Some farmstead operations that produce and process their own dairy products are faring better in the multi-year depression of milk prices according to the Wisconsin Center for Dairy Research.
Sassy Cow Creamery is one of them. The company produces, processes and packages its own dairy products. The family has owned a dairy farm for three generations before adding a creamery in Columbus 11 years ago.
In that time as suburbs in south-central Wisconsin expand, so has Sassy Cow Creamery’s client base.
“They all keep expanding and they get closer to us so you know as farmers it’s hard because that’s good farmland, but for us as a business that draws in the public it’s been good for us and every year we get a little bit busier in our store and now we need more space,” said Kara Kasten-Olsen, Sassy Cow’s sales and marketing manager.
Now they are expanding the creamery buildings to accommodate a larger customer base. It will come with new products as well like grilled-cheese sandwiches and coffee.

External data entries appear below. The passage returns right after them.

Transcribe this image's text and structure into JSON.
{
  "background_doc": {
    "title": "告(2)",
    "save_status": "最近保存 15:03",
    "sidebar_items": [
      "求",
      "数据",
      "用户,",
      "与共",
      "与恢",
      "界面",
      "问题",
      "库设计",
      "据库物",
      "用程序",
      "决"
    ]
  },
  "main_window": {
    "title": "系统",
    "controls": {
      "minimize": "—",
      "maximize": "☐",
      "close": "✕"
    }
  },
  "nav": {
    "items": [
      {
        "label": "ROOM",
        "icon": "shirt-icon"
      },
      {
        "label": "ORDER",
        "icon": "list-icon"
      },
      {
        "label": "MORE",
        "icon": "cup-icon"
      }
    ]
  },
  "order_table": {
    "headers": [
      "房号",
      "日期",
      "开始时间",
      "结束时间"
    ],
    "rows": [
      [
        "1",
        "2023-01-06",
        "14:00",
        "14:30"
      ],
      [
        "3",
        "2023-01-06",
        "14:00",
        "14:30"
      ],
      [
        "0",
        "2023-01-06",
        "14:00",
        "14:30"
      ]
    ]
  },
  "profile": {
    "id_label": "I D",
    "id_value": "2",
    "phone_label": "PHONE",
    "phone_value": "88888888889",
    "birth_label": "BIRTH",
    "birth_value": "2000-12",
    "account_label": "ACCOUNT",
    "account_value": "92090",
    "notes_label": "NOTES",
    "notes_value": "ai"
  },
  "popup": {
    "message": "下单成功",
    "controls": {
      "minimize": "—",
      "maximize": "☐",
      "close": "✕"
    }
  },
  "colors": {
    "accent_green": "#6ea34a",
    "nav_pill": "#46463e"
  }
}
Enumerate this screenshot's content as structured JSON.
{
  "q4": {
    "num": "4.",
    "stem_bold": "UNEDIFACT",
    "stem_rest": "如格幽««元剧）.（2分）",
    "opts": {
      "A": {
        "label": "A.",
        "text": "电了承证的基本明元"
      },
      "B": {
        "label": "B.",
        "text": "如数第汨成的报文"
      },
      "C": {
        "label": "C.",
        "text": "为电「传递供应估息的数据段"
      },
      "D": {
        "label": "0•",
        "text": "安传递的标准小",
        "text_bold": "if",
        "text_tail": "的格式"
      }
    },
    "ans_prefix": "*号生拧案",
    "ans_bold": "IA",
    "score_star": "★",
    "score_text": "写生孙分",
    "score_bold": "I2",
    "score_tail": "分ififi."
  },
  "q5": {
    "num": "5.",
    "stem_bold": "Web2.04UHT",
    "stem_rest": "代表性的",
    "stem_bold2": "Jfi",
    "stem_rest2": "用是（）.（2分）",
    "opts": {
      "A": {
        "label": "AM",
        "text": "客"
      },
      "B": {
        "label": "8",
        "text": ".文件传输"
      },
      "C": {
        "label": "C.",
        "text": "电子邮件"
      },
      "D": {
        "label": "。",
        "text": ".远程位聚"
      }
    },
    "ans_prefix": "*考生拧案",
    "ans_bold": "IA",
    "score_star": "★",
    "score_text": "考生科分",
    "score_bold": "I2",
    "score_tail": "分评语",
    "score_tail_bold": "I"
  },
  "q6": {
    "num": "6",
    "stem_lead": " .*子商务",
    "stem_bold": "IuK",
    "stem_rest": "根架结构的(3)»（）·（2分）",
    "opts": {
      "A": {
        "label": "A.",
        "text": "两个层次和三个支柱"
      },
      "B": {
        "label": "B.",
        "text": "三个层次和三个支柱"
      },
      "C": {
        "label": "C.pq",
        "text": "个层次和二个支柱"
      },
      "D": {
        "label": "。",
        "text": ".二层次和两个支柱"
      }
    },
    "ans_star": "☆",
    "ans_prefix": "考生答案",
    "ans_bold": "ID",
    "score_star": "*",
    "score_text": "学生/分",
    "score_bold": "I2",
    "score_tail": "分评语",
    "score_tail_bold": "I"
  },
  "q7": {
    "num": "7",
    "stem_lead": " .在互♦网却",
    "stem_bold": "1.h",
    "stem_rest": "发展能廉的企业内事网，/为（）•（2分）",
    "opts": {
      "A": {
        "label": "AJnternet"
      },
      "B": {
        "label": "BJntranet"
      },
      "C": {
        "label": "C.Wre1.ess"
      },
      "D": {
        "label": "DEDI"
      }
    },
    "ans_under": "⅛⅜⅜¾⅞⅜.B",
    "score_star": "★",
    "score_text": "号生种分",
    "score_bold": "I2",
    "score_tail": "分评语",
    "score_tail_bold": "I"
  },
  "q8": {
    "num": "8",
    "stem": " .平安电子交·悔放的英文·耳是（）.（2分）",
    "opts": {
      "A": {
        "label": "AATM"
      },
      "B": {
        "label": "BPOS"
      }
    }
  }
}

Because they process about three quarters of their own milk into products, they have been able to whether the dipping milk prices of the past few years.
“We’re definitely happy to being able to have control of our milk and the milk price,” Kasten-Olsen said.
Marianne Smukowski, outreach program manager with the Wisconsin Center of Dairy Research says there are a few businesses like Sassy Cow in the state. Companies that have found success in niche markets producing and processing its own dairy products.
She says they’ve seen more farmstead operation in the state over the past few years and seen them succeeding. Though Smukowski said if a business is going to get into it now, they need a lot of planning.
“Really do the research, really have the business plan in place, make sure you have your ducks in a row,” Smukowski said.
That includes getting all of the proper licensing from state agencies.
Kasten-Olsen saw that trend too, though she thinks the boon in adding processing was about five to 10 years ago.
“It was a little bit easier i think when the milk price was good and you could put the capitol into building your own processing facility, now it’s a little more difficult,” Kasten-Olsen said.
Even though business is good enough for sassy cow to be adding on, it doesn’t mean low milk prices aren’t hurting them and companies like them.
“We’re a little bit sheltered from it, but we still definitely feel the pressures of what other dairy farmers are feeling, we’re a little bit more isolated having our own processing plant,” Kasten-Olsen said.
Sassy Cow still sells about a quarter of its product to an external processor for butter production. So in that sense the low milk prices hurt them. Though they sell milk throughout much of Wisconsin and Illinois in stores and markets where they need to be competitive with larger processors selling cheaper milk.
Overall though they have seen growth in a consumer-desire to buy local products. Kasten-Olsen said while when they opened the creamery it was a smaller trend, now she thinks its mainstream.
Smukowski agrees, she also said it’s a customer trend that has helped companies like Sassy Cow that operate and sell in a smaller region.
“People like to buy local,” Smukowski said.